Overview of Experimental Methods
A. The Optical Method
The aim of Part A of this investigation was to:
1. Adapt the Optical Method of the IS for elastomers to be reproducible for dental alginates. This was achieved by using a perforated test tray (to simulate clinical conditions), and measuring the grid pattern on a dental stone button after casting the test impression, rather than direct measurement of the impression, as for the IS.
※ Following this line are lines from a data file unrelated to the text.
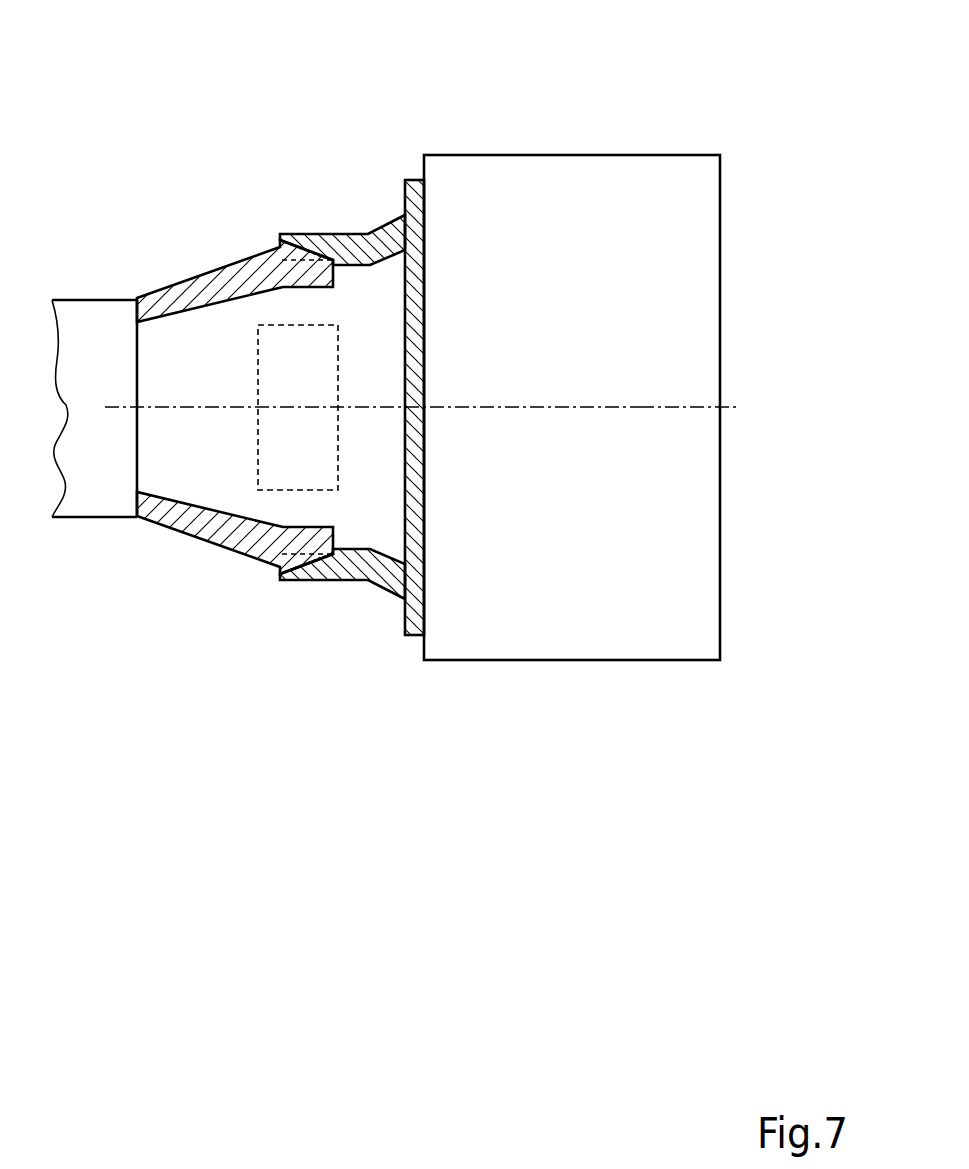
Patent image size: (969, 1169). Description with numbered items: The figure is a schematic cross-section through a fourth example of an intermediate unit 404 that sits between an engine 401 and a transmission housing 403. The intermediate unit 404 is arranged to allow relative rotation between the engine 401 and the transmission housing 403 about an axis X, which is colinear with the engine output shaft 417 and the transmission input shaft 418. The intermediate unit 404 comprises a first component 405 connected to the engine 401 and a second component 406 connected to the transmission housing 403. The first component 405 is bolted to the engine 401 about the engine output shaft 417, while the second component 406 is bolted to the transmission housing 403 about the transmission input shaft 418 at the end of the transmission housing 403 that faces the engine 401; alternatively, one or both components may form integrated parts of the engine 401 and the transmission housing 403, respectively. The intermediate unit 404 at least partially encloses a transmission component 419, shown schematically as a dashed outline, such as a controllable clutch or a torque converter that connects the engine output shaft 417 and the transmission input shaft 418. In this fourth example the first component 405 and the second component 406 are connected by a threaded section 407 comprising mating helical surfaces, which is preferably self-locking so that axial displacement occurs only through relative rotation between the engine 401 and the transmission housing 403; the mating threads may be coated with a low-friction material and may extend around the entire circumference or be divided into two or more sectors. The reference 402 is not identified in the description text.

The engine 401 is at (493, 150).
The tube 402 is at (101, 289).
The transmission housing 403 is at (95, 512).
The intermediate unit 404 is at (310, 582).
The first component 405 is at (388, 568).
The second component 406 is at (217, 536).
The threaded section 407 is at (307, 258).
The engine output shaft 417 is at (627, 386).
The transmission input shaft 418 is at (210, 398).
The transmission component 419 is at (347, 325).
The axis X is at (642, 408).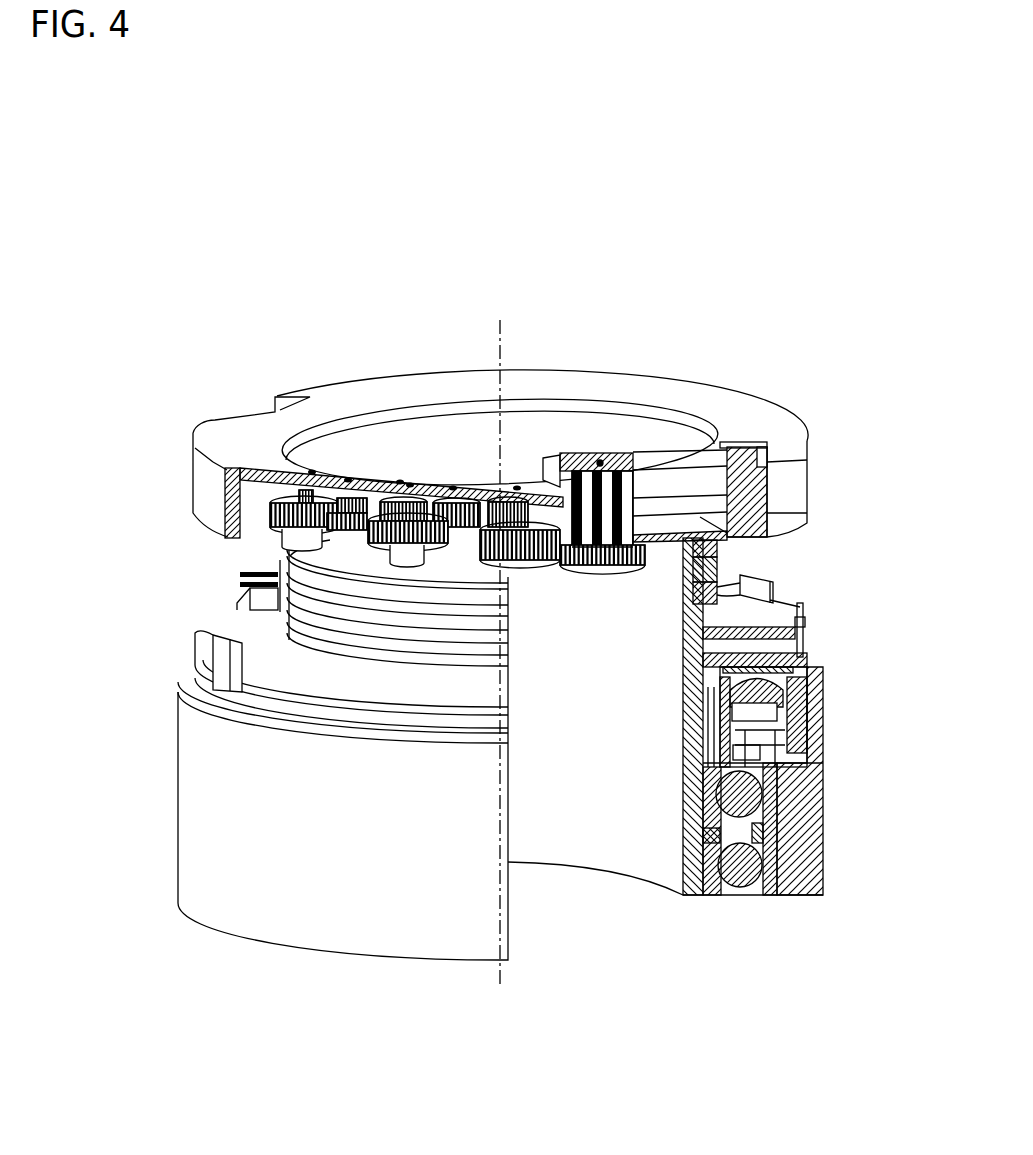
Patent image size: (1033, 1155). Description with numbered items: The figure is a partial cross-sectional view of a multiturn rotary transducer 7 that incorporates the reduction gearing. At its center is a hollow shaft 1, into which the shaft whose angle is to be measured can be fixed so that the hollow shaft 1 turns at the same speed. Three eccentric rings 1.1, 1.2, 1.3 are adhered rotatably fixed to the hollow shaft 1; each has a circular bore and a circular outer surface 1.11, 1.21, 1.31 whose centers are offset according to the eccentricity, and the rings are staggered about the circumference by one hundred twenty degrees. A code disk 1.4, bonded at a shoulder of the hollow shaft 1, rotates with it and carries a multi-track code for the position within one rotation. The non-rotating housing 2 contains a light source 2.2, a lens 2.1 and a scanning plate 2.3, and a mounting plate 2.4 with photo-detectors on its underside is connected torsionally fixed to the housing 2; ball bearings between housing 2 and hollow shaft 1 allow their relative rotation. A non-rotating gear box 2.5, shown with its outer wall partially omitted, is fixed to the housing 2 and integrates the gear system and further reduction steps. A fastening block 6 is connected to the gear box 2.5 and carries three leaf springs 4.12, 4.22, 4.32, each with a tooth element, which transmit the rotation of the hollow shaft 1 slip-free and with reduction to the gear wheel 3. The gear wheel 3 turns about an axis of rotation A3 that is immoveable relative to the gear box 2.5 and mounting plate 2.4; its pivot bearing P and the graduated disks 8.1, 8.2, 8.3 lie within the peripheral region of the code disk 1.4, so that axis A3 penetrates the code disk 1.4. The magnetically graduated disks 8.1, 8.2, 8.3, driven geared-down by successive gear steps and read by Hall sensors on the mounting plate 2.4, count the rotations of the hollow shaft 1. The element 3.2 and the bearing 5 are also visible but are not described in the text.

The hollow shaft 1 is at (692, 883).
The eccentric ring 1.1 is at (727, 550).
The eccentric ring 1.2 is at (720, 565).
The eccentric ring 1.3 is at (774, 592).
The code disk 1.4 is at (807, 655).
The circular outer surface 1.11 is at (290, 555).
The circular outer surface 1.21 is at (230, 590).
The circular outer surface 1.31 is at (250, 607).
The housing 2 is at (788, 868).
The lens 2.1 is at (820, 740).
The light source 2.2 is at (822, 787).
The scanning plate 2.3 is at (815, 712).
The mounting plate 2.4 is at (807, 620).
The gear box 2.5 is at (777, 430).
The gear wheel 3 is at (553, 457).
The ring section 3.2 is at (772, 528).
The leaf spring 4.12 is at (647, 467).
The leaf spring 4.22 is at (667, 487).
The leaf spring 4.32 is at (748, 437).
The bearing 5 is at (737, 867).
The fastening block 6 is at (770, 465).
The rotary transducer 7 is at (840, 856).
The graduated disk 8.1 is at (527, 560).
The graduated disk 8.2 is at (420, 555).
The graduated disk 8.3 is at (355, 560).
The axis of rotation A3 is at (607, 562).
The pivot bearing P is at (598, 462).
2. To measure and rank the dimensional stability of a number of locally available dental alginates. Measurements of the test stone buttons proved reproducible, and the results were different for each sample, allowing them to be ranked according to dimensional stability after 50 and 100 hours of storage. The results show that the traditional optical method for measuring dimensional stability, as specified in the IS for dental elastomers, can be adapted to measure the dimensional stability of dental alginates
However, the Optical Method of measuring dimensional stability of dental alginates is cumbersome and time-consuming. It was hypothesised that dimensional stability of dental alginates could be measured more conveniently by finding a thermal property that is directly proportional to dimensional stability. This method could be useful for the rapid determination of relative performance, and allow comparison with a determined benchmark.
B. The Thermal Method
Recently, modern methods of Thermal Analysis, Thermal Gravimetric Analysis (TGA) and Differential Scanning Calorimetry (DSC) have been used to rapidly age various polymers, including food alginates (Chinachoti 1996), in order to measure thermal stability. This thesis shows that thermal stability is an indicator of dimensional stability. The aim of Part B of this investigation was therefore to adapt thermal analysis techniques to dental alginates, and develop a method to measure their thermal stability. These results were then compared with those for dimensional stability measured by the Optical Method to determine the relationship between thermal and dimensional stability for dental alginates. The results show that current thermal analysis methods of TGA and DSC can be adapted to measure relative dental alginate dimensional stability, and are both rapid and convenient. This study also provides evidence that commercial products differ as regards the property of dimensional stability, and can be ranked accordingly.
C. Practical Application of the Methods
The aim of part C of this thesis was to validate the methods (both optical and thermal) developed in this study by using them to investigate the effect of varying the water/powder ratio on the dimensional stability of dental alginates.
It was shown that dimensional stability is affected by changes to the recommended water/powder ratio, that both the methods detected and measured the changes, and that the results were proportional, in that any percentage change detected by the optical method, was mirrored by the thermal method, confirming that the more convenient thermal methods can be used to measure dimensional stability.